Le ministre de l’Éducation nationale, Abdelhakim Belaabed, a affirmé, jeudi dernier à Alger, que les statuts en cours d’enrichissement de l’éducation nationale apporteront « de nombreux acquis » correspondant aux attentes des travailleurs du secteur.

Lors d’une séance de questions orales à l’Assemblée populaire nationale (APN), M. Belaabed a indiqué que le président de la République, Abdelmadjid Tebboune, accorde une attention particulière à ces statuts, qui, une fois enrichis, répondront aux attentes de l’ensemble des travailleurs du secteur.
Pour rappel, le président de la République avait ordonné, en février dernier, le report de l’examen des statuts et du régime indemnitaire des corps spécifiques de l’éducation nationale afin de les améliorer, en tenant compte de l’enseignant en tant qu’éducateur avant tout. Il avait également insisté sur la définition des priorités selon une vision moderne, centrée sur la formation des générations futures, et demandé d’examiner davantage de propositions utiles pour le secteur de l’éducation.
En réponse à une question sur les mesures prises pour améliorer la scolarisation à Aïn Tarek (Relizane) en raison de la surcharge des classes, M. Belabed a indiqué que son secteur travaille à résoudre ce problème, notamment au niveau de l’enseignement moyen, par des solutions pédagogiques et en renforçant les moyens de transport scolaire en coordination avec les autorités locales.
Il a ajouté qu’une partie des élèves du collège Mohamed-Boudiaf sera transférée au collège Douis-Rabah après consultation avec les parents, et qu’un projet pour un nouveau collège à Zeboudja est prévu dans le plan d’investissement sectoriel pour 2025.
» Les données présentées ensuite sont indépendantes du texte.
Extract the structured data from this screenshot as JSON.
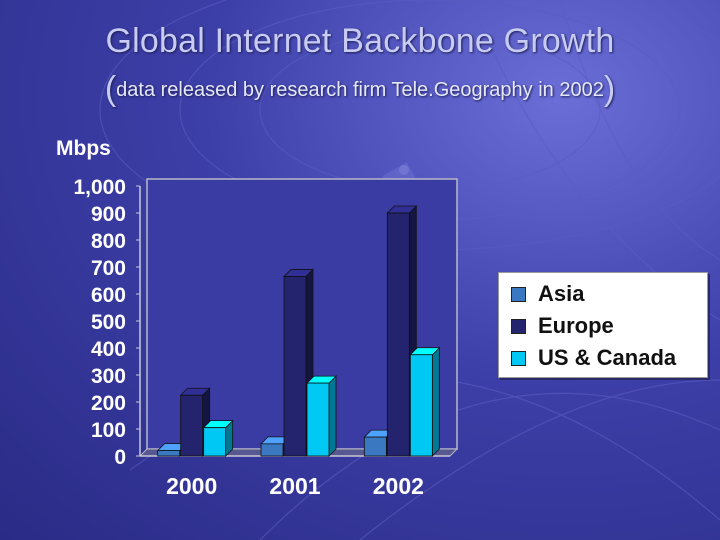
{
  "title": "Global Internet Backbone Growth",
  "subtitle": "data released by research firm Tele.Geography in 2002",
  "chart_data": {
    "type": "bar",
    "ylabel": "Mbps",
    "xlabel": "",
    "categories": [
      "2000",
      "2001",
      "2002"
    ],
    "ylim": [
      0,
      1000
    ],
    "yticks": [
      0,
      100,
      200,
      300,
      400,
      500,
      600,
      700,
      800,
      900,
      1000
    ],
    "ytick_labels": [
      "0",
      "100",
      "200",
      "300",
      "400",
      "500",
      "600",
      "700",
      "800",
      "900",
      "1,000"
    ],
    "series": [
      {
        "name": "Asia",
        "values": [
          20,
          45,
          70
        ],
        "color": "#3a78c2"
      },
      {
        "name": "Europe",
        "values": [
          225,
          665,
          900
        ],
        "color": "#23236e"
      },
      {
        "name": "US & Canada",
        "values": [
          105,
          270,
          375
        ],
        "color": "#00c8f5"
      }
    ],
    "grid": false,
    "legend_position": "right",
    "style": "3d"
  },
  "legend": {
    "items": [
      "Asia",
      "Europe",
      "US & Canada"
    ]
  },
  "colors": {
    "background": "#3d3fa8",
    "plot_bg": "#3a3ca4",
    "text": "#ffffff"
  }
}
M. Belabed a également réaffirmé l’engagement de son ministère à suivre de près l’évolution des effectifs des élèves afin d’assurer des conditions favorables à leur scolarisation et de rapprocher les établissements scolaires des lieux de résidence.
Concernant la régularisation financière des enseignants des écoles primaires à Jijel, le ministre a précisé que, selon la législation en vigueur, ces formateurs ne sont pas éligibles à une intégration par promotion, car ils n’ont pas terminé la formation prévue avant 2012, conformément à un accord avec le ministère de l’Enseignement supérieur.